I discuss this experience of aging with my peers and usually get an upbeat or at least a serene acceptance of reality as a response. Does anything get better as we grow older? Well, for one thing, I am more accepting of my own foibles. I figure that I’ve gotten away with being who I am for all these years, no need to fret over making improvements now. Am I a better painter? Well, I certainly know a lot more about making a painting look as I want it to. I remind my self of Titian and my old friend Richard, painting with power almost twenty years beyond the age I am at now.
I have just finished selecting slides to do a presentation and talk as part of a series of six artists doing the same. I will be the last. It was clear that there was development and learning and major advances in each of the retrospective slide shows already presented. What I see as I look at my own selection of images, past and current, is that there is a coolness now that wasn’t present when I was younger. A clarity and definition that wasn’t there before. The earliest work looks a little vague. Then it becomes very much alive and a little out of control. Kind of impassioned and unstructured. Maybe a little confused but quite vital. And coming to the present a richness and serenity set in.

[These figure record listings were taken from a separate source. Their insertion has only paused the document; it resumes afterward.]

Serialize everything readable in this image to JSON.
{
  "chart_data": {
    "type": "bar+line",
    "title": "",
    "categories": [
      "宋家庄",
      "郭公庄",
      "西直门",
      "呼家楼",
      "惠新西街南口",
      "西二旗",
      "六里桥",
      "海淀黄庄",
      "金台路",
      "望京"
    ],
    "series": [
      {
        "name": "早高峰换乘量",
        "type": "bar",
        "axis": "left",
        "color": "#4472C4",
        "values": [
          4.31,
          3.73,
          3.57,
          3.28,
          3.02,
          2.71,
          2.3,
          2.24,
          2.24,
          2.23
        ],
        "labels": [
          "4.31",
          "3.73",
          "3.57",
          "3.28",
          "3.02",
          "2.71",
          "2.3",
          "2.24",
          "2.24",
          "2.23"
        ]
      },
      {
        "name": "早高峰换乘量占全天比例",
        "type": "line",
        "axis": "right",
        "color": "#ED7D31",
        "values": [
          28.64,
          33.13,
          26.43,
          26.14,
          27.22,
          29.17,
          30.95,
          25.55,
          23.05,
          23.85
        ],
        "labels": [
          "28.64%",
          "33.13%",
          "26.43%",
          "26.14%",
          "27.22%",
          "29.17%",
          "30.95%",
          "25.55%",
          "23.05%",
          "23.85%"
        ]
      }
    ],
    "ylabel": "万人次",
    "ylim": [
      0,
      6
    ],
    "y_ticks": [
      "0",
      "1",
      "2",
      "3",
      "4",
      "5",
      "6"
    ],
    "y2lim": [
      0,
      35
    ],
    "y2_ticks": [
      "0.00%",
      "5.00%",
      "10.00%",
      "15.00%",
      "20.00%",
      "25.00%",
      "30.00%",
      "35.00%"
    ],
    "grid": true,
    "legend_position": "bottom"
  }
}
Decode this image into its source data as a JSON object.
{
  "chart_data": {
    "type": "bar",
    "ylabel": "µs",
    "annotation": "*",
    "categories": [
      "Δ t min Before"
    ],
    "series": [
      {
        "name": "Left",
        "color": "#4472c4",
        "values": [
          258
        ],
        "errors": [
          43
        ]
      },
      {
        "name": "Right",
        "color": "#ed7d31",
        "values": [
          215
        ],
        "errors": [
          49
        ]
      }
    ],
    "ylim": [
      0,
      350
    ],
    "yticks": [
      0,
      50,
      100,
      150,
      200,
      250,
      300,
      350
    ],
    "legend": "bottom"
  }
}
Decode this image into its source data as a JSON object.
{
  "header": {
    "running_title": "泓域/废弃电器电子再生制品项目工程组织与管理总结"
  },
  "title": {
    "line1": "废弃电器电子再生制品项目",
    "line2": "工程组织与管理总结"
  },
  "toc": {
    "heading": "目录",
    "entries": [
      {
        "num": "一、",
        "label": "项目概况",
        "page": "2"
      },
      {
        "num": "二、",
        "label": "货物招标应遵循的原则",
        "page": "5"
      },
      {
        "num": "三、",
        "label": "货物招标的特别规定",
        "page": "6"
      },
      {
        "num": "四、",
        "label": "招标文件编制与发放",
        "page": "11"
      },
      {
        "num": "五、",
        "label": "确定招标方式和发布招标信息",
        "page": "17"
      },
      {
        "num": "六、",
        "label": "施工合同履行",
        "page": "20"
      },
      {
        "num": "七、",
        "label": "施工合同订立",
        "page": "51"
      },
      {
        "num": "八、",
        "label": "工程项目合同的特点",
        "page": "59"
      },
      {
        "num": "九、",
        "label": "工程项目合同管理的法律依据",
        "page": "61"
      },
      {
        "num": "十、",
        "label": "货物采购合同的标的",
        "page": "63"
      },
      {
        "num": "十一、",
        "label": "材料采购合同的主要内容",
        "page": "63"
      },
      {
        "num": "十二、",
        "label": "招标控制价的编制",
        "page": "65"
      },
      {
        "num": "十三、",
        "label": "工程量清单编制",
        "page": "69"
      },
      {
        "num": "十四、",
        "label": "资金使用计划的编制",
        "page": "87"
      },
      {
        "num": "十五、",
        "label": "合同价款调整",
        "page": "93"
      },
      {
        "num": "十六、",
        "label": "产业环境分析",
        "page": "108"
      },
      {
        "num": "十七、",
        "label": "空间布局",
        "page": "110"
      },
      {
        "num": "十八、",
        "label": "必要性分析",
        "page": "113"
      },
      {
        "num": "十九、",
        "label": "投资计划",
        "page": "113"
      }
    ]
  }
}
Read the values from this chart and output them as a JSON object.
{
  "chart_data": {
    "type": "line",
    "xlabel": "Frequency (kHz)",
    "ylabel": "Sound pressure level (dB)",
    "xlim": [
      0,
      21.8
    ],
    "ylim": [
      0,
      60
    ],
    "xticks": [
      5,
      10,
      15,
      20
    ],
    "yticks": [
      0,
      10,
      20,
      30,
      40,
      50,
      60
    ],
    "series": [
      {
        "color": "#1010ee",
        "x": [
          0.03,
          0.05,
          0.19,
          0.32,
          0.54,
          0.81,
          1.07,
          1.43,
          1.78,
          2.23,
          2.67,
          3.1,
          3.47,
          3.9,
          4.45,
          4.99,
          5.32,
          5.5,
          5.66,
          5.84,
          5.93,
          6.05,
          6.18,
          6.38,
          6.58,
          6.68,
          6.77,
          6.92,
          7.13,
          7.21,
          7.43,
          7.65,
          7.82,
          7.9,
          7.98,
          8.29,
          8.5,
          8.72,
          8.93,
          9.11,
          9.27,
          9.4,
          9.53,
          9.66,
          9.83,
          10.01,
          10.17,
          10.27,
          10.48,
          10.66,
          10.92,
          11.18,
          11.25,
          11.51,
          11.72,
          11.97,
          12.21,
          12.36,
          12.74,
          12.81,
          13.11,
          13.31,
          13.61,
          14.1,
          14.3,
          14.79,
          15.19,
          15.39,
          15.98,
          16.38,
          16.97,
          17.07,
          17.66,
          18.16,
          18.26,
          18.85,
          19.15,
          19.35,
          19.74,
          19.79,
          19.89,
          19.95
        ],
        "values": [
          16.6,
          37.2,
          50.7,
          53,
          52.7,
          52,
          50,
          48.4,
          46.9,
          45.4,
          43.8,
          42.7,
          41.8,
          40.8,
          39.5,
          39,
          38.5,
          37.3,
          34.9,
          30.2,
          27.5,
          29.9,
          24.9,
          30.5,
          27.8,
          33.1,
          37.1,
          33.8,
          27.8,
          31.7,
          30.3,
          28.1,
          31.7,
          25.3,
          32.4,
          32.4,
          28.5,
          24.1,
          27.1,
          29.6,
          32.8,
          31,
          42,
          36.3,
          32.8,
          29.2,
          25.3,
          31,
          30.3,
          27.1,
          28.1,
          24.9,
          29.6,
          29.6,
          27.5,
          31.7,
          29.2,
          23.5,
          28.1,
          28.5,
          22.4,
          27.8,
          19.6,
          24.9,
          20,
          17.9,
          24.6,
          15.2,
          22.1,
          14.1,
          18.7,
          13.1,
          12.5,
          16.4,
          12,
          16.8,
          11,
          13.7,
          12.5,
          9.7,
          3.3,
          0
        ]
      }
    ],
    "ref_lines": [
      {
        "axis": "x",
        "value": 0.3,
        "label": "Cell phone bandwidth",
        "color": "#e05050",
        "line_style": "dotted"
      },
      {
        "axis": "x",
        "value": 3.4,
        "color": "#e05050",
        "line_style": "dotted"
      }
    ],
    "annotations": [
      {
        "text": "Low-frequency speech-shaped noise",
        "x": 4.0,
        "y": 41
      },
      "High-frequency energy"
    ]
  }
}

I no longer struggle with a painting. The enjoyment of the process is greater. I know what I want and how to go for it. I am closer to the unattainable perfection I want and happy not to reach it. The work parallels the life. So alright, old age ain’t so bad. What I saw when I looked at those early paintings was that, yes, I can do better now.
The image above is Valentine, ©1987, acrylic and pastel on etching paper, 48” x 60”.